Il y a aussi ce jour où, alors que je me garais dans l’allée avec ma fille venue nous rendre visite, j’ai repéré cet ours noir voûté dans la forêt à côté de la propriété. Reste dans la voiture, ai-je sifflé à Clara, le cœur battant à tout rompre. L’ours penché sur un tas de bois s’est redressé et métamorphosé en mon mari dans son imperméable noir.
Être aussi doué que Mr. Bean n’est pas un avantage à la campagne. Jardiner devrait être plus simple. En ville, je cultivais des fines herbes dans des pots et guère plus. En m’installant à la campagne, disposée à m’adapter, je me suis procurée des livres sur la culture potagère.
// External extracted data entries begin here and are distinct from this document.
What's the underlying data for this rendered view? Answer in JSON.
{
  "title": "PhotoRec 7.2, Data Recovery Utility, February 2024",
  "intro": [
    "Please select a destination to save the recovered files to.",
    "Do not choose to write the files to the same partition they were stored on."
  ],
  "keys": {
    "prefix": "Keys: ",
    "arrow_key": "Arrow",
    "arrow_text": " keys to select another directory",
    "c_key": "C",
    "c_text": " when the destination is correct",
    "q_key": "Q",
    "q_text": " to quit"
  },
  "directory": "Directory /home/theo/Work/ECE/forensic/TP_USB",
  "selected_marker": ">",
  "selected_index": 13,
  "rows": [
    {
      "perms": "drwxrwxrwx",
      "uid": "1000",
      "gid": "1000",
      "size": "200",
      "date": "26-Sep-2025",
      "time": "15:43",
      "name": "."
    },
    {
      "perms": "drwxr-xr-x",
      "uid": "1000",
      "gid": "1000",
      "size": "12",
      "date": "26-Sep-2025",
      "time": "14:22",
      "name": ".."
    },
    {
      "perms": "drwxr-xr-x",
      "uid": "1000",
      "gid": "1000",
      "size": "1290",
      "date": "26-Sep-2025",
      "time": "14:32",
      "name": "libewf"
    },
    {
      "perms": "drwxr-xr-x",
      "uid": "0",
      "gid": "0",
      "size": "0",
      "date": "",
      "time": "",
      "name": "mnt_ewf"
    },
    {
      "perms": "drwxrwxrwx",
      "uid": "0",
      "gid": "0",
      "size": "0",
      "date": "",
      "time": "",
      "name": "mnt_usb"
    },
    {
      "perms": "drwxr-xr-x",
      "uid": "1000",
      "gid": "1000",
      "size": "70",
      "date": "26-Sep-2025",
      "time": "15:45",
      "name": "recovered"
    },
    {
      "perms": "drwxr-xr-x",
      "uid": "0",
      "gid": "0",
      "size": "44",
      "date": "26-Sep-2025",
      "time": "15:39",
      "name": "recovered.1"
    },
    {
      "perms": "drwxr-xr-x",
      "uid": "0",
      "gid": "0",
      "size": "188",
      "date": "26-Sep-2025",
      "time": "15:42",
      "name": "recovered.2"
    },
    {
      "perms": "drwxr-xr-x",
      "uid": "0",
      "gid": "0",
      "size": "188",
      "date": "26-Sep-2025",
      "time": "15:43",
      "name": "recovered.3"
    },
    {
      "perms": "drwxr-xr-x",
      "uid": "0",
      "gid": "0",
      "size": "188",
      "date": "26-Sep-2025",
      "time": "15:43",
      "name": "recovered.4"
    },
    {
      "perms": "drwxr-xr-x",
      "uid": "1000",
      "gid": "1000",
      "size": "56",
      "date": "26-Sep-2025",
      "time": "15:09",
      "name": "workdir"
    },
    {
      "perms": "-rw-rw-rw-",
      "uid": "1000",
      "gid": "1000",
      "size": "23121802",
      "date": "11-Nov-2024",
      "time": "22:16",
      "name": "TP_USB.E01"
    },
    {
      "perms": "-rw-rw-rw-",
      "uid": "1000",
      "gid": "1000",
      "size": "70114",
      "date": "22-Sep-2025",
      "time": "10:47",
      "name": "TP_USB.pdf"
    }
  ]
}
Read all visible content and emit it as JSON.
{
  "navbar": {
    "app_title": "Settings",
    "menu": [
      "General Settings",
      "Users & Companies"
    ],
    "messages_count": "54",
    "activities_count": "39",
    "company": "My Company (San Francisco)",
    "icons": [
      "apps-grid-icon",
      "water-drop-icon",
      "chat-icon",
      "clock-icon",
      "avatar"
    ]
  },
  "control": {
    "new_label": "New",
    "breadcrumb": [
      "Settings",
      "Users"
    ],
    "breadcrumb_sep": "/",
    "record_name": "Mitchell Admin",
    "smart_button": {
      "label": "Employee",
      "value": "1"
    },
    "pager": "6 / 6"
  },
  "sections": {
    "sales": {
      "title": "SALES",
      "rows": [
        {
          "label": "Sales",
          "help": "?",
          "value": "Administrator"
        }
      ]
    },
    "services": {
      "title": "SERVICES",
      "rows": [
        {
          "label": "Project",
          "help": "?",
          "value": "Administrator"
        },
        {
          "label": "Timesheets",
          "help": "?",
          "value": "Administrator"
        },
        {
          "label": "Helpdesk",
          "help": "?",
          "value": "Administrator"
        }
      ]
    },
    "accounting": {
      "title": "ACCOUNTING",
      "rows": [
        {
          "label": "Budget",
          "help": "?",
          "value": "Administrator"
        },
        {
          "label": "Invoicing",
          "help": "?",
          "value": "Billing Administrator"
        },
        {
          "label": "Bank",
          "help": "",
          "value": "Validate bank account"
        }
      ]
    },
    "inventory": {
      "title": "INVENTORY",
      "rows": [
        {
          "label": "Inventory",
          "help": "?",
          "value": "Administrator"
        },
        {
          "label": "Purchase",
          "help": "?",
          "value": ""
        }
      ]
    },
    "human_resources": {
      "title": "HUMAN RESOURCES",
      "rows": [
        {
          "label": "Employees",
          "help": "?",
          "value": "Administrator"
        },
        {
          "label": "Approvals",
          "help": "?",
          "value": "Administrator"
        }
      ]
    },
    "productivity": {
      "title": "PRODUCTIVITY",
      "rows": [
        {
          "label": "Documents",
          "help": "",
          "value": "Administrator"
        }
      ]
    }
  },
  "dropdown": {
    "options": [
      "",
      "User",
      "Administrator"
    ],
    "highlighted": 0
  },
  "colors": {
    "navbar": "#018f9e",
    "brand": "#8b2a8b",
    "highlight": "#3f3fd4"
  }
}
Tous, malheureusement, semblaient présumer chez leurs lecteurs des notions fondamentales, comme les niveaux de pH dans le sol. Le «pH»? Jamais vu ailleurs que sur des notices de bouteilles de shampoing. Les livres me laissaient perplexe, c’était comme apprendre le calcul infinitésimal à sept ans. (J’ai surpris une conversation entre voisins sur la meilleure méthode d’affûtage de la chaîne de tronçonneuse; au-delà des lèvres en mouvement, je ne comprenais rien.)
Le soir, je me suis mise à regarder des vidéos sur YouTube, à prendre des notes sur l’arrosage des graines de céleri pour les faire germer et sur ce qui expliquait que mes frêles semis de brocolis s’affaissaient en soupirant. J’ai appris que les relations entre les légumes avaient leur dynamique propre. Du genre: «les pommes de terre ne s’entendent pas avec les concombres» tandis que «les carottes aiment bien la compagnie des tomates». Qui aurait deviné que la vie d’un potager relevait du feuilleton?
La première année, j’ai récolté en tout et pour tout une laitue, six piments œil d’oiseau et dix betteraves. Et des courgettes. Des tonnes. Je peux aujourd’hui affirmer en connaissance de cause que la courgette est un légume ridicule. Le plant a des visées impérialistes sur le potager et vous contraint à passer la moitié de l’été à cuisiner vite fait des ratatouilles à moins que vous ne décidiez d’utiliser la courgette comme une matraque. Elle se congèle mal. Les amis n’ont pas le choix que de repartir avec quelques échantillons.
J’ai un sacré respect pour mes ancêtres. Ils arrivaient à se nourrir de leur production sans mourir de faim en novembre. C’est un pouvoir magique. Comme celui de se faire livrer un repas.